公衆無線LANのアクセスポイントなど、MACアドレスをランダム化した方が望ましいところに対しては、[Wi-Fi]画面の「ランダムなハードウェアアドレス」欄のスイッチを「オン」にした上、既に接続設定をしている場合は、[プロパティ]画面を開いて、「ランダムなハードウェアアドレス」欄のプルダウンリストから[オン]もしくは[毎日変更する]に変更しておくとよい。
[設定]アプリの[ネットワークとインターネット]−[Wi-Fi]画面の「ランダムなハードウェアアドレス」欄のスイッチを「オン」にした状態で、MACアドレスによる接続制限が設定されたアクセスポイントに接続すると、アクセスポイントに登録済みのMACアドレスと異なるため、接続が拒否されてしまう。
そのため、社内のMACアドレス制限が設定されたアクセスポイントに対しては、「ランダムなハードウェアアドレス」を「オフ」にする必要がある。
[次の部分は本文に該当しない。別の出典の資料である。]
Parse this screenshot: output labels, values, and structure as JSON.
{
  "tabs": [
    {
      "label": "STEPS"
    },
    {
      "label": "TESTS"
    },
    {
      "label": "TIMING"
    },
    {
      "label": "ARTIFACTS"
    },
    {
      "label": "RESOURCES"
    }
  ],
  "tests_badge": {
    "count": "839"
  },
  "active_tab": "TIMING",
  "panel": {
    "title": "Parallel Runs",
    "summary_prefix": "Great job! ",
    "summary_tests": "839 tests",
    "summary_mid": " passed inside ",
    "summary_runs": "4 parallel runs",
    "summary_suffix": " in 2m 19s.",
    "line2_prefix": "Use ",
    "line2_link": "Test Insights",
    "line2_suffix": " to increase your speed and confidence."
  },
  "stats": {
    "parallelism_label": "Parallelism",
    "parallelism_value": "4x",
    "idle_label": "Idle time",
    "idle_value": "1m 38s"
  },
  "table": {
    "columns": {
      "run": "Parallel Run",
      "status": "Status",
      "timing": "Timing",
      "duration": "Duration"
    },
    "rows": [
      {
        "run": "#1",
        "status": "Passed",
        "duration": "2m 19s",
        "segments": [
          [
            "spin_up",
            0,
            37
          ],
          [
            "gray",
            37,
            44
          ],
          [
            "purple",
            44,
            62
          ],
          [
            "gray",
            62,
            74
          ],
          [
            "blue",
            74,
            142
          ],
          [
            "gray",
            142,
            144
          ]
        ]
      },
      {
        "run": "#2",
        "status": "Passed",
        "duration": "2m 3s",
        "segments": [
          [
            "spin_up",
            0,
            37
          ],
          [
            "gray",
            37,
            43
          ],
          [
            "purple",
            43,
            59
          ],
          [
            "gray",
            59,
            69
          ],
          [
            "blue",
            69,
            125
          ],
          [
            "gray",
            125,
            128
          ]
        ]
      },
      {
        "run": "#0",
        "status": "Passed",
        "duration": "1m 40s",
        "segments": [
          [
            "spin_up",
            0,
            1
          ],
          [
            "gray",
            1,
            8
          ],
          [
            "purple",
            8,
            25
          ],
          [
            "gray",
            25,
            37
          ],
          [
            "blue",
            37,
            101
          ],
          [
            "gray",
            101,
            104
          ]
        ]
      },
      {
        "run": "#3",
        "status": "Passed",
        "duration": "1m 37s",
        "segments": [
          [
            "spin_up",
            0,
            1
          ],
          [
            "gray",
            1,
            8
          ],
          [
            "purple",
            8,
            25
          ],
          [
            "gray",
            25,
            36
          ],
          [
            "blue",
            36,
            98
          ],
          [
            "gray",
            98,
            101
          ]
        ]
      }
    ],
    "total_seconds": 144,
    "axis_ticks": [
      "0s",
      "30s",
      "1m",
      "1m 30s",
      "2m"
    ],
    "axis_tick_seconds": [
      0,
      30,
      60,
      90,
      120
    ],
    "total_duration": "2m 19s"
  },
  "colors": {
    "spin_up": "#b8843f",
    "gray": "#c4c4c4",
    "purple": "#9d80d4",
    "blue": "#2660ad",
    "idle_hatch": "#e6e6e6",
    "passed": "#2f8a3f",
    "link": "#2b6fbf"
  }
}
それには、[Wi-Fi]画面の「ランダムなハードウェアアドレス」欄のスイッチをいったん「オフ」にしてから、MACアドレス制限が設定されたアクセスポイントに接続する。接続できたら、[Wi-Fi]画面の「ランダムなハードウェアアドレス」欄のスイッチを再び「オン」にする。
接続が確立すると、自動的に[既知のネットワークの管理]画面にアクセスポイントが登録されるので、接続したアクセスポイント名をクリックして、[プロパティ]画面の「ランダムなハードウェアアドレス」欄のスイッチが「オフ」になっていることを確認しよう。以降、接続時に[Wi-Fi]画面の「ランダムなハードウェアアドレス」欄のスイッチを「オフ」にしなくても、デバイスのMACアドレスが利用されるため、問題なく接続できるようになる。
「ランダムなハードウェアアドレス」を有効にした状態で、MACアドレスを調べる際には注意が必要だ。例えば、「netsh wlan show interface」「ipconfig /all」で表示されるMACアドレスもランダムに生成されたものになってしまう(netshコマンドについては、Tech TIPS「netshコマンドを使ってコマンドラインで無線LAN(Wi-Fi)の操作を行う【Windows 10/11】」参照のこと)。
無線LANデバイスの正しいMACアドレスを調べる際には、[ネットワークとインターネット]−[Wi-Fi]画面にある「ランダムなハードウェアアドレス」と無線LAN機能を「オフ」にしてから、netsh/ipconfigコマンドを実行するとよい。
また、[設定]アプリの[ネットワークとインターネット]−[Wi-Fi]−[ハードウェアのプロパティ]画面でもMACアドレスが確認可能だが、ここに表示されるMACアドレスも「ランダムなハードウェアアドレス」の影響を受ける。MACアドレス制限のためにアクセスポイントに登録するMACアドレスを確認したい場合は、「ランダムなハードウェアアドレス」を無効にして、無線LAN機能を「オフ」にしてから、[ハードウェアのプロパティ]画面を開いて確認すること。